Через минуту я вновь сумел собраться и спустился к ленчу.
После еды мне выдалась возможность расспросить Джона об утренних новостях.
Похоже, суперинтендант пытался проследить путь Эрика с полянки, где мы его оставили, до места, где было найдено тело, однако без малейшего успеха. Последнюю неделю дождя не было, так что земля была твердой. Не удалось обнаружить никаких отпечатков, даже следы, которые я так старался оставить, волоча Эрика с середины поляны к краю, и те были трудноразличимы. Что до смятой травы, надломленных стеблей папоротника и всего такого, то их было во множестве, как на той тропе, где лежал Скотт-Дэвис, и на той, что соединяла обе полянки, так и на меньшей прогалине. Суперинтендант раздраженно заметил, мол, можно подумать, тут прошлось целое стадо, на что Джон ответил: так оно и есть, поскольку скот и в самом деле имеет обыкновение приходить к воде, а в жаркие дни часами бродит в тени вдоль берегов. Тогда суперинтендант сдался и бросил поиски изобличающих следов, вот и вышло, что полиция все утро потратила понапрасну. «И не только на той поляне», – подумал я, вспомнив мои перетряхнутые ящики.

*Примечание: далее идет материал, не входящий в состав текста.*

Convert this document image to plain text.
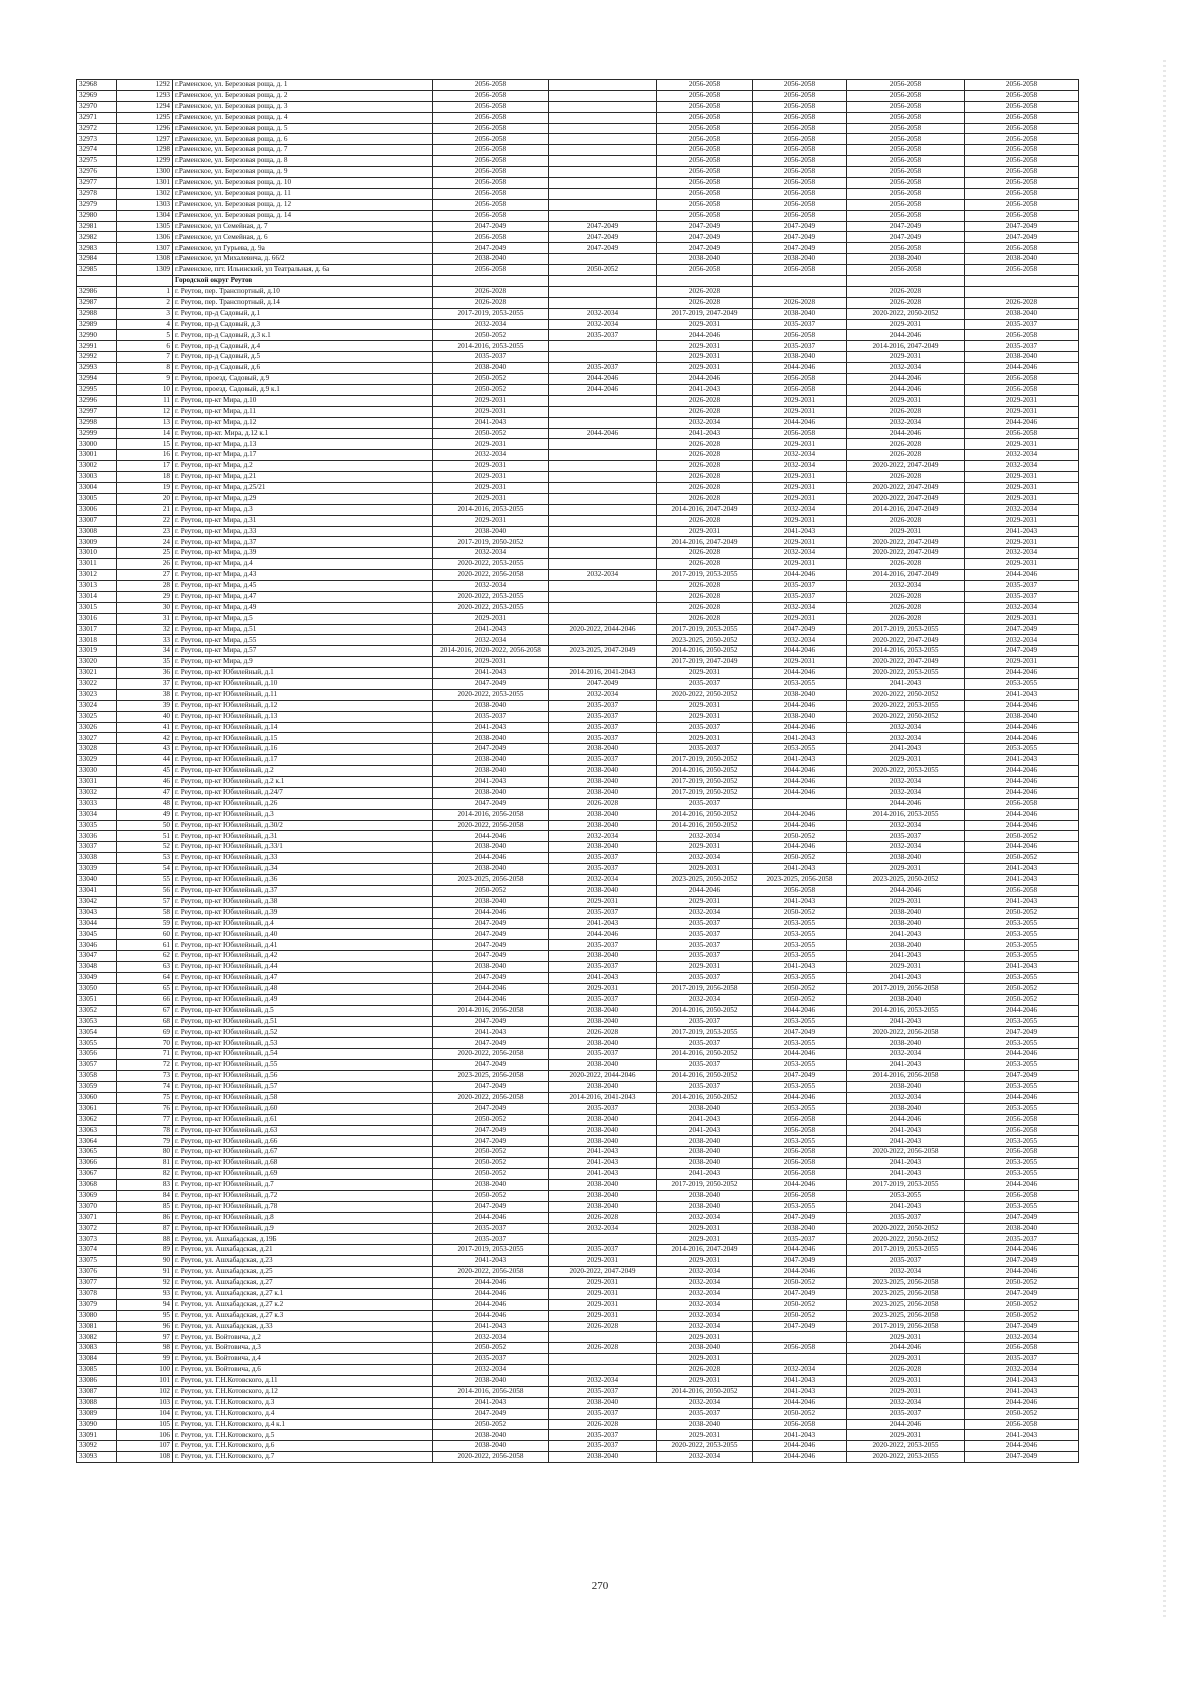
32968	1292	г.Раменское, ул. Березовая роща, д. 1	2056-2058		2056-2058	2056-2058	2056-2058	2056-2058
32969	1293	г.Раменское, ул. Березовая роща, д. 2	2056-2058		2056-2058	2056-2058	2056-2058	2056-2058
32970	1294	г.Раменское, ул. Березовая роща, д. 3	2056-2058		2056-2058	2056-2058	2056-2058	2056-2058
32971	1295	г.Раменское, ул. Березовая роща, д. 4	2056-2058		2056-2058	2056-2058	2056-2058	2056-2058
32972	1296	г.Раменское, ул. Березовая роща, д. 5	2056-2058		2056-2058	2056-2058	2056-2058	2056-2058
32973	1297	г.Раменское, ул. Березовая роща, д. 6	2056-2058		2056-2058	2056-2058	2056-2058	2056-2058
32974	1298	г.Раменское, ул. Березовая роща, д. 7	2056-2058		2056-2058	2056-2058	2056-2058	2056-2058
32975	1299	г.Раменское, ул. Березовая роща, д. 8	2056-2058		2056-2058	2056-2058	2056-2058	2056-2058
32976	1300	г.Раменское, ул. Березовая роща, д. 9	2056-2058		2056-2058	2056-2058	2056-2058	2056-2058
32977	1301	г.Раменское, ул. Березовая роща, д. 10	2056-2058		2056-2058	2056-2058	2056-2058	2056-2058
32978	1302	г.Раменское, ул. Березовая роща, д. 11	2056-2058		2056-2058	2056-2058	2056-2058	2056-2058
32979	1303	г.Раменское, ул. Березовая роща, д. 12	2056-2058		2056-2058	2056-2058	2056-2058	2056-2058
32980	1304	г.Раменское, ул. Березовая роща, д. 14	2056-2058		2056-2058	2056-2058	2056-2058	2056-2058
32981	1305	г.Раменское, ул Семейная, д. 7	2047-2049	2047-2049	2047-2049	2047-2049	2047-2049	2047-2049
32982	1306	г.Раменское, ул Семейная, д. 6	2056-2058	2047-2049	2047-2049	2047-2049	2047-2049	2047-2049
32983	1307	г.Раменское, ул Гурьева, д. 9а	2047-2049	2047-2049	2047-2049	2047-2049	2056-2058	2056-2058
32984	1308	г.Раменское, ул Михалевича, д. 66/2	2038-2040		2038-2040	2038-2040	2038-2040	2038-2040
32985	1309	г.Раменское, пгт. Ильинский, ул Театральная, д. 6а	2056-2058	2050-2052	2056-2058	2056-2058	2056-2058	2056-2058
		Городской округ Реутов						
32986	1	г. Реутов, пер. Транспортный, д.10	2026-2028		2026-2028		2026-2028	
32987	2	г. Реутов, пер. Транспортный, д.14	2026-2028		2026-2028	2026-2028	2026-2028	2026-2028
32988	3	г. Реутов, пр-д Садовый, д.1	2017-2019, 2053-2055	2032-2034	2017-2019, 2047-2049	2038-2040	2020-2022, 2050-2052	2038-2040
32989	4	г. Реутов, пр-д Садовый, д.3	2032-2034	2032-2034	2029-2031	2035-2037	2029-2031	2035-2037
32990	5	г. Реутов, пр-д Садовый, д.3 к.1	2050-2052	2035-2037	2044-2046	2056-2058	2044-2046	2056-2058
32991	6	г. Реутов, пр-д Садовый, д.4	2014-2016, 2053-2055		2029-2031	2035-2037	2014-2016, 2047-2049	2035-2037
32992	7	г. Реутов, пр-д Садовый, д.5	2035-2037		2029-2031	2038-2040	2029-2031	2038-2040
32993	8	г. Реутов, пр-д Садовый, д.6	2038-2040	2035-2037	2029-2031	2044-2046	2032-2034	2044-2046
32994	9	г. Реутов, проезд. Садовый, д.9	2050-2052	2044-2046	2044-2046	2056-2058	2044-2046	2056-2058
32995	10	г. Реутов, проезд. Садовый, д.9 к.1	2050-2052	2044-2046	2041-2043	2056-2058	2044-2046	2056-2058
32996	11	г. Реутов, пр-кт Мира, д.10	2029-2031		2026-2028	2029-2031	2029-2031	2029-2031
32997	12	г. Реутов, пр-кт Мира, д.11	2029-2031		2026-2028	2029-2031	2026-2028	2029-2031
32998	13	г. Реутов, пр-кт Мира, д.12	2041-2043		2032-2034	2044-2046	2032-2034	2044-2046
32999	14	г. Реутов, пр-кт. Мира, д.12 к.1	2050-2052	2044-2046	2041-2043	2056-2058	2044-2046	2056-2058
33000	15	г. Реутов, пр-кт Мира, д.13	2029-2031		2026-2028	2029-2031	2026-2028	2029-2031
33001	16	г. Реутов, пр-кт Мира, д.17	2032-2034		2026-2028	2032-2034	2026-2028	2032-2034
33002	17	г. Реутов, пр-кт Мира, д.2	2029-2031		2026-2028	2032-2034	2020-2022, 2047-2049	2032-2034
33003	18	г. Реутов, пр-кт Мира, д.21	2029-2031		2026-2028	2029-2031	2026-2028	2029-2031
33004	19	г. Реутов, пр-кт Мира, д.25/21	2029-2031		2026-2028	2029-2031	2020-2022, 2047-2049	2029-2031
33005	20	г. Реутов, пр-кт Мира, д.29	2029-2031		2026-2028	2029-2031	2020-2022, 2047-2049	2029-2031
33006	21	г. Реутов, пр-кт Мира, д.3	2014-2016, 2053-2055		2014-2016, 2047-2049	2032-2034	2014-2016, 2047-2049	2032-2034
33007	22	г. Реутов, пр-кт Мира, д.31	2029-2031		2026-2028	2029-2031	2026-2028	2029-2031
33008	23	г. Реутов, пр-кт Мира, д.33	2038-2040		2029-2031	2041-2043	2029-2031	2041-2043
33009	24	г. Реутов, пр-кт Мира, д.37	2017-2019, 2050-2052		2014-2016, 2047-2049	2029-2031	2020-2022, 2047-2049	2029-2031
33010	25	г. Реутов, пр-кт Мира, д.39	2032-2034		2026-2028	2032-2034	2020-2022, 2047-2049	2032-2034
33011	26	г. Реутов, пр-кт Мира, д.4	2020-2022, 2053-2055		2026-2028	2029-2031	2026-2028	2029-2031
33012	27	г. Реутов, пр-кт Мира, д.43	2020-2022, 2056-2058	2032-2034	2017-2019, 2053-2055	2044-2046	2014-2016, 2047-2049	2044-2046
33013	28	г. Реутов, пр-кт Мира, д.45	2032-2034		2026-2028	2035-2037	2032-2034	2035-2037
33014	29	г. Реутов, пр-кт Мира, д.47	2020-2022, 2053-2055		2026-2028	2035-2037	2026-2028	2035-2037
33015	30	г. Реутов, пр-кт Мира, д.49	2020-2022, 2053-2055		2026-2028	2032-2034	2026-2028	2032-2034
33016	31	г. Реутов, пр-кт Мира, д.5	2029-2031		2026-2028	2029-2031	2026-2028	2029-2031
33017	32	г. Реутов, пр-кт Мира, д.51	2041-2043	2020-2022, 2044-2046	2017-2019, 2053-2055	2047-2049	2017-2019, 2053-2055	2047-2049
33018	33	г. Реутов, пр-кт Мира, д.55	2032-2034		2023-2025, 2050-2052	2032-2034	2020-2022, 2047-2049	2032-2034
33019	34	г. Реутов, пр-кт Мира, д.57	2014-2016, 2020-2022, 2056-2058	2023-2025, 2047-2049	2014-2016, 2050-2052	2044-2046	2014-2016, 2053-2055	2047-2049
33020	35	г. Реутов, пр-кт Мира, д.9	2029-2031		2017-2019, 2047-2049	2029-2031	2020-2022, 2047-2049	2029-2031
33021	36	г. Реутов, пр-кт Юбилейный, д.1	2041-2043	2014-2016, 2041-2043	2029-2031	2044-2046	2020-2022, 2053-2055	2044-2046
33022	37	г. Реутов, пр-кт Юбилейный, д.10	2047-2049	2047-2049	2035-2037	2053-2055	2041-2043	2053-2055
33023	38	г. Реутов, пр-кт Юбилейный, д.11	2020-2022, 2053-2055	2032-2034	2020-2022, 2050-2052	2038-2040	2020-2022, 2050-2052	2041-2043
33024	39	г. Реутов, пр-кт Юбилейный, д.12	2038-2040	2035-2037	2029-2031	2044-2046	2020-2022, 2053-2055	2044-2046
33025	40	г. Реутов, пр-кт Юбилейный, д.13	2035-2037	2035-2037	2029-2031	2038-2040	2020-2022, 2050-2052	2038-2040
33026	41	г. Реутов, пр-кт Юбилейный, д.14	2041-2043	2035-2037	2035-2037	2044-2046	2032-2034	2044-2046
33027	42	г. Реутов, пр-кт Юбилейный, д.15	2038-2040	2035-2037	2029-2031	2041-2043	2032-2034	2044-2046
33028	43	г. Реутов, пр-кт Юбилейный, д.16	2047-2049	2038-2040	2035-2037	2053-2055	2041-2043	2053-2055
33029	44	г. Реутов, пр-кт Юбилейный, д.17	2038-2040	2035-2037	2017-2019, 2050-2052	2041-2043	2029-2031	2041-2043
33030	45	г. Реутов, пр-кт Юбилейный, д.2	2038-2040	2038-2040	2014-2016, 2050-2052	2044-2046	2020-2022, 2053-2055	2044-2046
33031	46	г. Реутов, пр-кт Юбилейный, д.2 к.1	2041-2043	2038-2040	2017-2019, 2050-2052	2044-2046	2032-2034	2044-2046
33032	47	г. Реутов, пр-кт Юбилейный, д.24/7	2038-2040	2038-2040	2017-2019, 2050-2052	2044-2046	2032-2034	2044-2046
33033	48	г. Реутов, пр-кт Юбилейный, д.26	2047-2049	2026-2028	2035-2037		2044-2046	2056-2058
33034	49	г. Реутов, пр-кт Юбилейный, д.3	2014-2016, 2056-2058	2038-2040	2014-2016, 2050-2052	2044-2046	2014-2016, 2053-2055	2044-2046
33035	50	г. Реутов, пр-кт Юбилейный, д.30/2	2020-2022, 2056-2058	2038-2040	2014-2016, 2050-2052	2044-2046	2032-2034	2044-2046
33036	51	г. Реутов, пр-кт Юбилейный, д.31	2044-2046	2032-2034	2032-2034	2050-2052	2035-2037	2050-2052
33037	52	г. Реутов, пр-кт Юбилейный, д.33/1	2038-2040	2038-2040	2029-2031	2044-2046	2032-2034	2044-2046
33038	53	г. Реутов, пр-кт Юбилейный, д.33	2044-2046	2035-2037	2032-2034	2050-2052	2038-2040	2050-2052
33039	54	г. Реутов, пр-кт Юбилейный, д.34	2038-2040	2035-2037	2029-2031	2041-2043	2029-2031	2041-2043
33040	55	г. Реутов, пр-кт Юбилейный, д.36	2023-2025, 2056-2058	2032-2034	2023-2025, 2050-2052	2023-2025, 2056-2058	2023-2025, 2050-2052	2041-2043
33041	56	г. Реутов, пр-кт Юбилейный, д.37	2050-2052	2038-2040	2044-2046	2056-2058	2044-2046	2056-2058
33042	57	г. Реутов, пр-кт Юбилейный, д.38	2038-2040	2029-2031	2029-2031	2041-2043	2029-2031	2041-2043
33043	58	г. Реутов, пр-кт Юбилейный, д.39	2044-2046	2035-2037	2032-2034	2050-2052	2038-2040	2050-2052
33044	59	г. Реутов, пр-кт Юбилейный, д.4	2047-2049	2041-2043	2035-2037	2053-2055	2038-2040	2053-2055
33045	60	г. Реутов, пр-кт Юбилейный, д.40	2047-2049	2044-2046	2035-2037	2053-2055	2041-2043	2053-2055
33046	61	г. Реутов, пр-кт Юбилейный, д.41	2047-2049	2035-2037	2035-2037	2053-2055	2038-2040	2053-2055
33047	62	г. Реутов, пр-кт Юбилейный, д.42	2047-2049	2038-2040	2035-2037	2053-2055	2041-2043	2053-2055
33048	63	г. Реутов, пр-кт Юбилейный, д.44	2038-2040	2035-2037	2029-2031	2041-2043	2029-2031	2041-2043
33049	64	г. Реутов, пр-кт Юбилейный, д.47	2047-2049	2041-2043	2035-2037	2053-2055	2041-2043	2053-2055
33050	65	г. Реутов, пр-кт Юбилейный, д.48	2044-2046	2029-2031	2017-2019, 2056-2058	2050-2052	2017-2019, 2056-2058	2050-2052
33051	66	г. Реутов, пр-кт Юбилейный, д.49	2044-2046	2035-2037	2032-2034	2050-2052	2038-2040	2050-2052
33052	67	г. Реутов, пр-кт Юбилейный, д.5	2014-2016, 2056-2058	2038-2040	2014-2016, 2050-2052	2044-2046	2014-2016, 2053-2055	2044-2046
33053	68	г. Реутов, пр-кт Юбилейный, д.51	2047-2049	2038-2040	2035-2037	2053-2055	2041-2043	2053-2055
33054	69	г. Реутов, пр-кт Юбилейный, д.52	2041-2043	2026-2028	2017-2019, 2053-2055	2047-2049	2020-2022, 2056-2058	2047-2049
33055	70	г. Реутов, пр-кт Юбилейный, д.53	2047-2049	2038-2040	2035-2037	2053-2055	2038-2040	2053-2055
33056	71	г. Реутов, пр-кт Юбилейный, д.54	2020-2022, 2056-2058	2035-2037	2014-2016, 2050-2052	2044-2046	2032-2034	2044-2046
33057	72	г. Реутов, пр-кт Юбилейный, д.55	2047-2049	2038-2040	2035-2037	2053-2055	2041-2043	2053-2055
33058	73	г. Реутов, пр-кт Юбилейный, д.56	2023-2025, 2056-2058	2020-2022, 2044-2046	2014-2016, 2050-2052	2047-2049	2014-2016, 2056-2058	2047-2049
33059	74	г. Реутов, пр-кт Юбилейный, д.57	2047-2049	2038-2040	2035-2037	2053-2055	2038-2040	2053-2055
33060	75	г. Реутов, пр-кт Юбилейный, д.58	2020-2022, 2056-2058	2014-2016, 2041-2043	2014-2016, 2050-2052	2044-2046	2032-2034	2044-2046
33061	76	г. Реутов, пр-кт Юбилейный, д.60	2047-2049	2035-2037	2038-2040	2053-2055	2038-2040	2053-2055
33062	77	г. Реутов, пр-кт Юбилейный, д.61	2050-2052	2038-2040	2041-2043	2056-2058	2044-2046	2056-2058
33063	78	г. Реутов, пр-кт Юбилейный, д.63	2047-2049	2038-2040	2041-2043	2056-2058	2041-2043	2056-2058
33064	79	г. Реутов, пр-кт Юбилейный, д.66	2047-2049	2038-2040	2038-2040	2053-2055	2041-2043	2053-2055
33065	80	г. Реутов, пр-кт Юбилейный, д.67	2050-2052	2041-2043	2038-2040	2056-2058	2020-2022, 2056-2058	2056-2058
33066	81	г. Реутов, пр-кт Юбилейный, д.68	2050-2052	2041-2043	2038-2040	2056-2058	2041-2043	2053-2055
33067	82	г. Реутов, пр-кт Юбилейный, д.69	2050-2052	2041-2043	2041-2043	2056-2058	2041-2043	2053-2055
33068	83	г. Реутов, пр-кт Юбилейный, д.7	2038-2040	2038-2040	2017-2019, 2050-2052	2044-2046	2017-2019, 2053-2055	2044-2046
33069	84	г. Реутов, пр-кт Юбилейный, д.72	2050-2052	2038-2040	2038-2040	2056-2058	2053-2055	2056-2058
33070	85	г. Реутов, пр-кт Юбилейный, д.78	2047-2049	2038-2040	2038-2040	2053-2055	2041-2043	2053-2055
33071	86	г. Реутов, пр-кт Юбилейный, д.8	2044-2046	2026-2028	2032-2034	2047-2049	2035-2037	2047-2049
33072	87	г. Реутов, пр-кт Юбилейный, д.9	2035-2037	2032-2034	2029-2031	2038-2040	2020-2022, 2050-2052	2038-2040
33073	88	г. Реутов, ул. Ашхабадская, д.19Б	2035-2037		2029-2031	2035-2037	2020-2022, 2050-2052	2035-2037
33074	89	г. Реутов, ул. Ашхабадская, д.21	2017-2019, 2053-2055	2035-2037	2014-2016, 2047-2049	2044-2046	2017-2019, 2053-2055	2044-2046
33075	90	г. Реутов, ул. Ашхабадская, д.23	2041-2043	2029-2031	2029-2031	2047-2049	2035-2037	2047-2049
33076	91	г. Реутов, ул. Ашхабадская, д.25	2020-2022, 2056-2058	2020-2022, 2047-2049	2032-2034	2044-2046	2032-2034	2044-2046
33077	92	г. Реутов, ул. Ашхабадская, д.27	2044-2046	2029-2031	2032-2034	2050-2052	2023-2025, 2056-2058	2050-2052
33078	93	г. Реутов, ул. Ашхабадская, д.27 к.1	2044-2046	2029-2031	2032-2034	2047-2049	2023-2025, 2056-2058	2047-2049
33079	94	г. Реутов, ул. Ашхабадская, д.27 к.2	2044-2046	2029-2031	2032-2034	2050-2052	2023-2025, 2056-2058	2050-2052
33080	95	г. Реутов, ул. Ашхабадская, д.27 к.3	2044-2046	2029-2031	2032-2034	2050-2052	2023-2025, 2056-2058	2050-2052
33081	96	г. Реутов, ул. Ашхабадская, д.33	2041-2043	2026-2028	2032-2034	2047-2049	2017-2019, 2056-2058	2047-2049
33082	97	г. Реутов, ул. Войтовича, д.2	2032-2034		2029-2031		2029-2031	2032-2034
33083	98	г. Реутов, ул. Войтовича, д.3	2050-2052	2026-2028	2038-2040	2056-2058	2044-2046	2056-2058
33084	99	г. Реутов, ул. Войтовича, д.4	2035-2037		2029-2031		2029-2031	2035-2037
33085	100	г. Реутов, ул. Войтовича, д.6	2032-2034		2026-2028	2032-2034	2026-2028	2032-2034
33086	101	г. Реутов, ул. Г.Н.Котовского, д.11	2038-2040	2032-2034	2029-2031	2041-2043	2029-2031	2041-2043
33087	102	г. Реутов, ул. Г.Н.Котовского, д.12	2014-2016, 2056-2058	2035-2037	2014-2016, 2050-2052	2041-2043	2029-2031	2041-2043
33088	103	г. Реутов, ул. Г.Н.Котовского, д.3	2041-2043	2038-2040	2032-2034	2044-2046	2032-2034	2044-2046
33089	104	г. Реутов, ул. Г.Н.Котовского, д.4	2047-2049	2035-2037	2035-2037	2050-2052	2035-2037	2050-2052
33090	105	г. Реутов, ул. Г.Н.Котовского, д.4 к.1	2050-2052	2026-2028	2038-2040	2056-2058	2044-2046	2056-2058
33091	106	г. Реутов, ул. Г.Н.Котовского, д.5	2038-2040	2035-2037	2029-2031	2041-2043	2029-2031	2041-2043
33092	107	г. Реутов, ул. Г.Н.Котовского, д.6	2038-2040	2035-2037	2020-2022, 2053-2055	2044-2046	2020-2022, 2053-2055	2044-2046
33093	108	г. Реутов, ул. Г.Н.Котовского, д.7	2020-2022, 2056-2058	2038-2040	2032-2034	2044-2046	2020-2022, 2053-2055	2047-2049
270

Наверное, еще следовало бы упомянуть, что первую часть утра полиция провела, опрашивая слуг, но Джон не думал, что от них удастся узнать что-либо важное. Лишь много позже я узнал, насколько ошибочно оказалось это предположение.
– А де Равели? – поинтересовался я. – Тут все в порядке?
Джон кивнул:
– Судя по всему, да. Прошлую ночь они провели в разных спальнях, да так оно впредь и будет. По мнению Этель, бояться нечего. Вчера вечером она тактично побеседовала с Сильвией, и та ей доверительно призналась, что вчера они все выяснили и гнев де Равеля был направлен только против Эрика, но не против самой Сильвии.
– Странно, – подивился я.
– А по-моему, нет. Вспомните, ведь Поль – наполовину француз, он разделяет типично французское преклонение перед истинной любовью. Сильвия откровенно призналась ему, что искренне любит Эрика, – и Поль мгновенно ей все простил и забыл. Сдается мне, беднягу потрясло, что, оказывается, его самого-то она не любила – и вы же знаете, как он возносит ее на пьедестал: что бы она ни сделала, все ipso facto[6]хорошо, даже неверность.